WIG20 nie zyskał kolejnej magicznej „setki”

Jakub Ozdowski
opublikowano: 2008-11-05 17:21

Inwestujący nad Wisłą nie fetowali wygranej Obamy. Ci, którzy mieli nadzieję, że WIG20 zbliży się do psychologicznych 2 tys. pkt., mocno się przeliczyli. Wydaje się, że to nie była jednorazowa korekta. Inwestujący nad Wisłą już wkrótce będą musieli stawić czoła jednym z najważniejszych w tym miesiącu danym makro zza oceanu.

Z wyłączeniem środowej sesji, WIG20 odznaczał się znakomitą kondycją. Licząc od poprzedniego poniedziałku krajowe blue chipy zyskały ok. 400 pkt. Tak pokaźny wynik, wypracowany w jeszcze bardziej imponującym tempie, musiał kosztować kupujących ogrom wysiłku. Wiele wskazuje na to, że środa nie była pierwszym i ostatnim dniem zadyszki głodnych zwycięstw byków. Ale po kolei.

Krajowe blue chipy na dzień dobry zjechały poniżej 1,9 tys. pkt. O otwarciu na minusie zaważył słabnący złoty, który przed godziną 9. tracił na wartości do głównych europejskich walut. Na warszawskiej GPW, podobnie jak na większości giełd europejskich, już od pierwszych minut sytuację kontrolowali sprzedający. Popyt próbował swoich sił, ale za każdym razem musiał kapitulować. Argumenty kupującym odbierały kolejne fatalne publikacje raportów z amerykańskiego rynku pracy. WIG20 stracił ostatecznie 2,4 proc.

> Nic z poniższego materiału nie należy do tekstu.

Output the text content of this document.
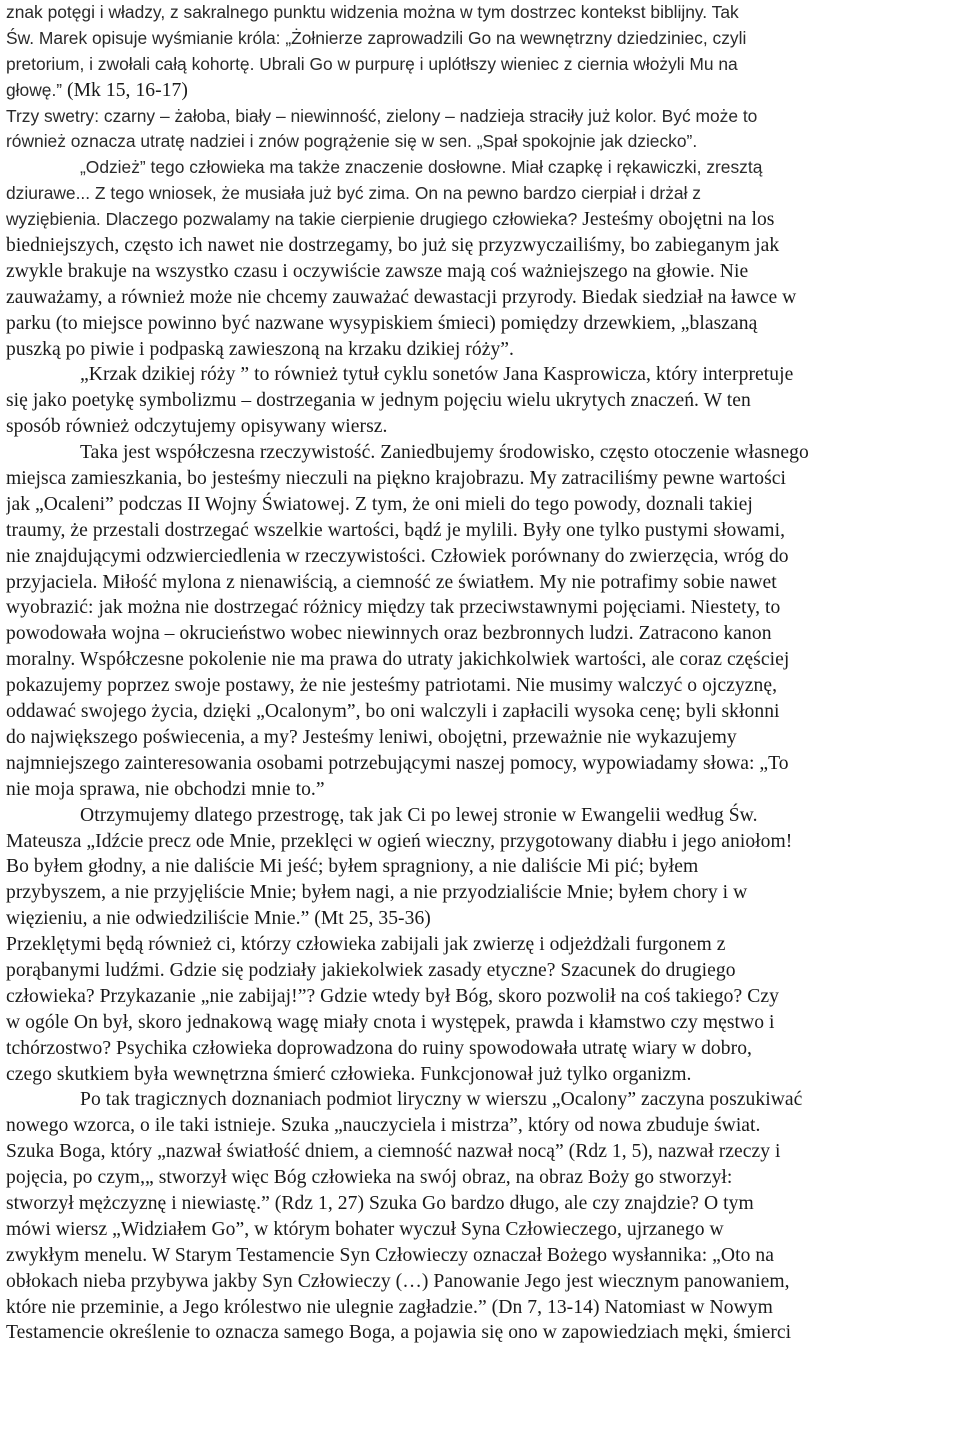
znak potęgi i władzy, z sakralnego punktu widzenia można w tym dostrzec kontekst biblijny. Tak
Św. Marek opisuje wyśmianie króla: „Żołnierze zaprowadzili Go na wewnętrzny dziedziniec, czyli
pretorium, i zwołali całą kohortę. Ubrali Go w purpurę i uplótłszy wieniec z ciernia włożyli Mu na
głowę.” (Mk 15, 16-17)
Trzy swetry: czarny – żałoba, biały – niewinność, zielony – nadzieja straciły już kolor. Być może to
również oznacza utratę nadziei i znów pogrążenie się w sen. „Spał spokojnie jak dziecko”.
„Odzież” tego człowieka ma także znaczenie dosłowne. Miał czapkę i rękawiczki, zresztą
dziurawe... Z tego wniosek, że musiała już być zima. On na pewno bardzo cierpiał i drżał z
wyziębienia. Dlaczego pozwalamy na takie cierpienie drugiego człowieka? Jesteśmy obojętni na los
biedniejszych, często ich nawet nie dostrzegamy, bo już się przyzwyczailiśmy, bo zabieganym jak
zwykle brakuje na wszystko czasu i oczywiście zawsze mają coś ważniejszego na głowie. Nie
zauważamy, a również może nie chcemy zauważać dewastacji przyrody. Biedak siedział na ławce w
parku (to miejsce powinno być nazwane wysypiskiem śmieci) pomiędzy drzewkiem, „blaszaną
puszką po piwie i podpaską zawieszoną na krzaku dzikiej róży”.
„Krzak dzikiej róży ” to również tytuł cyklu sonetów Jana Kasprowicza, który interpretuje
się jako poetykę symbolizmu – dostrzegania w jednym pojęciu wielu ukrytych znaczeń. W ten
sposób również odczytujemy opisywany wiersz.
Taka jest współczesna rzeczywistość. Zaniedbujemy środowisko, często otoczenie własnego
miejsca zamieszkania, bo jesteśmy nieczuli na piękno krajobrazu. My zatraciliśmy pewne wartości
jak „Ocaleni” podczas II Wojny Światowej. Z tym, że oni mieli do tego powody, doznali takiej
traumy, że przestali dostrzegać wszelkie wartości, bądź je mylili. Były one tylko pustymi słowami,
nie znajdującymi odzwierciedlenia w rzeczywistości. Człowiek porównany do zwierzęcia, wróg do
przyjaciela. Miłość mylona z nienawiścią, a ciemność ze światłem. My nie potrafimy sobie nawet
wyobrazić: jak można nie dostrzegać różnicy między tak przeciwstawnymi pojęciami. Niestety, to
powodowała wojna – okrucieństwo wobec niewinnych oraz bezbronnych ludzi. Zatracono kanon
moralny. Współczesne pokolenie nie ma prawa do utraty jakichkolwiek wartości, ale coraz częściej
pokazujemy poprzez swoje postawy, że nie jesteśmy patriotami. Nie musimy walczyć o ojczyznę,
oddawać swojego życia, dzięki „Ocalonym”, bo oni walczyli i zapłacili wysoka cenę; byli skłonni
do największego poświecenia, a my? Jesteśmy leniwi, obojętni, przeważnie nie wykazujemy
najmniejszego zainteresowania osobami potrzebującymi naszej pomocy, wypowiadamy słowa: „To
nie moja sprawa, nie obchodzi mnie to.”
Otrzymujemy dlatego przestrogę, tak jak Ci po lewej stronie w Ewangelii według Św.
Mateusza „Idźcie precz ode Mnie, przeklęci w ogień wieczny, przygotowany diabłu i jego aniołom!
Bo byłem głodny, a nie daliście Mi jeść; byłem spragniony, a nie daliście Mi pić; byłem
przybyszem, a nie przyjęliście Mnie; byłem nagi, a nie przyodzialiście Mnie; byłem chory i w
więzieniu, a nie odwiedziliście Mnie.” (Mt 25, 35-36)
Przeklętymi będą również ci, którzy człowieka zabijali jak zwierzę i odjeżdżali furgonem z
porąbanymi ludźmi. Gdzie się podziały jakiekolwiek zasady etyczne? Szacunek do drugiego
człowieka? Przykazanie „nie zabijaj!”? Gdzie wtedy był Bóg, skoro pozwolił na coś takiego? Czy
w ogóle On był, skoro jednakową wagę miały cnota i występek, prawda i kłamstwo czy męstwo i
tchórzostwo? Psychika człowieka doprowadzona do ruiny spowodowała utratę wiary w dobro,
czego skutkiem była wewnętrzna śmierć człowieka. Funkcjonował już tylko organizm.
Po tak tragicznych doznaniach podmiot liryczny w wierszu „Ocalony” zaczyna poszukiwać
nowego wzorca, o ile taki istnieje. Szuka „nauczyciela i mistrza”, który od nowa zbuduje świat.
Szuka Boga, który „nazwał światłość dniem, a ciemność nazwał nocą” (Rdz 1, 5), nazwał rzeczy i
pojęcia, po czym,„ stworzył więc Bóg człowieka na swój obraz, na obraz Boży go stworzył:
stworzył mężczyznę i niewiastę.” (Rdz 1, 27) Szuka Go bardzo długo, ale czy znajdzie? O tym
mówi wiersz „Widziałem Go”, w którym bohater wyczuł Syna Człowieczego, ujrzanego w
zwykłym menelu. W Starym Testamencie Syn Człowieczy oznaczał Bożego wysłannika: „Oto na
obłokach nieba przybywa jakby Syn Człowieczy (…) Panowanie Jego jest wiecznym panowaniem,
które nie przeminie, a Jego królestwo nie ulegnie zagładzie.” (Dn 7, 13-14) Natomiast w Nowym
Testamencie określenie to oznacza samego Boga, a pojawia się ono w zapowiedziach męki, śmierci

Głównym hamulcowym WIG20 okazały się PKN Orlen i Lotos, które oddały odpowiednio 4,9 proc. i 4,5 proc. Po wtorkowym, ok.10-proc. wzroście ceny ropy naftowej notowanej na NYMEX środa przyniosła realizację zysków. Wczoraj za jedną baryłkę ropy naftowej płacono już mniej niż 70 USD. Spadkom nie oparł się również KGHM, który staniał o 4,1 proc. Notowania lubińskiego kombinatu osłabiała mocno taniejąca miedź na giełdzie metali w Londynie. Cena surowca zapikowała w trakcie sesji na GPW poniżej 4 tys. USD z ponad 4,2 tys. USD/tonę. Sprzedający mocno pozbywali się również akcji największego krajowego przedstawiciela sektora finansowego, banku Pekao SA, który stracił 4 proc. Spadek spółki może dziwić, gdyż notowany na GPW jego główny akcjonariusz – włoski Unicredit – zyskał ponad 9 proc. Fala pesymizmu, która w środę dotarła nad Wisłę, może również rozlać się na dzisiejszą sesję.

Jak co miesiąc z USA napływają kolejne raporty z rynku pracy. Kolejne już dziś i w piątek. Te zwykle mają dużo większy wydźwięk niż np. kwartalne dane o PKB. Wszystko dlatego, że mają bezpośredni wpływ na dochody i wydatki Amerykanów. Ich skłonność do zakupów bezpośrednio przekłada się na kształtowanie popytu. Wyniki za III kwartał wielu spółek mówią same za siebie. Biorąc pod lupę chociażby Goodyear’a, producenta opon, widać jak na dłoni, że spółka będzie zmuszona posłać na bruk wielu pracowników. Mimo iż, jego wyniki za ostatni kwartał przebiły prognozy, to okazały się aż o ponad 90 porc. gorsze niż przed rokiem. Takich scenariuszy na Wall Street było i jeszcze będzie wiele. Inwestorzy powinni zatem liczyć się z tym, że teraz gospodarkę czeka zderzenie z realnymi skutkami kryzysu na rynkach finansowych.

CO DALEJ?
Jeszcze stopy
Oprócz danych z amerykańskiego rynku pracy, inwestorzy zmierzą się również z decyzjami brytyjskich i europejskich władz monetarnych ws. stóp procentowych. Choć ewentualne ruchy banków centralnych mają większy wpływ na rynek walutowy, to na inwestorów działa wariant psychologiczny. Rynek spodziewa się w obu przypadkach cięcia ceny długu o 50 pkt. bazowych. W gąszczu decyzji władz monetarnych i danych makro swój kwartalny raport opublikuje już kolejny przedstawiciel krajowego sektora finansowego – BZWBK.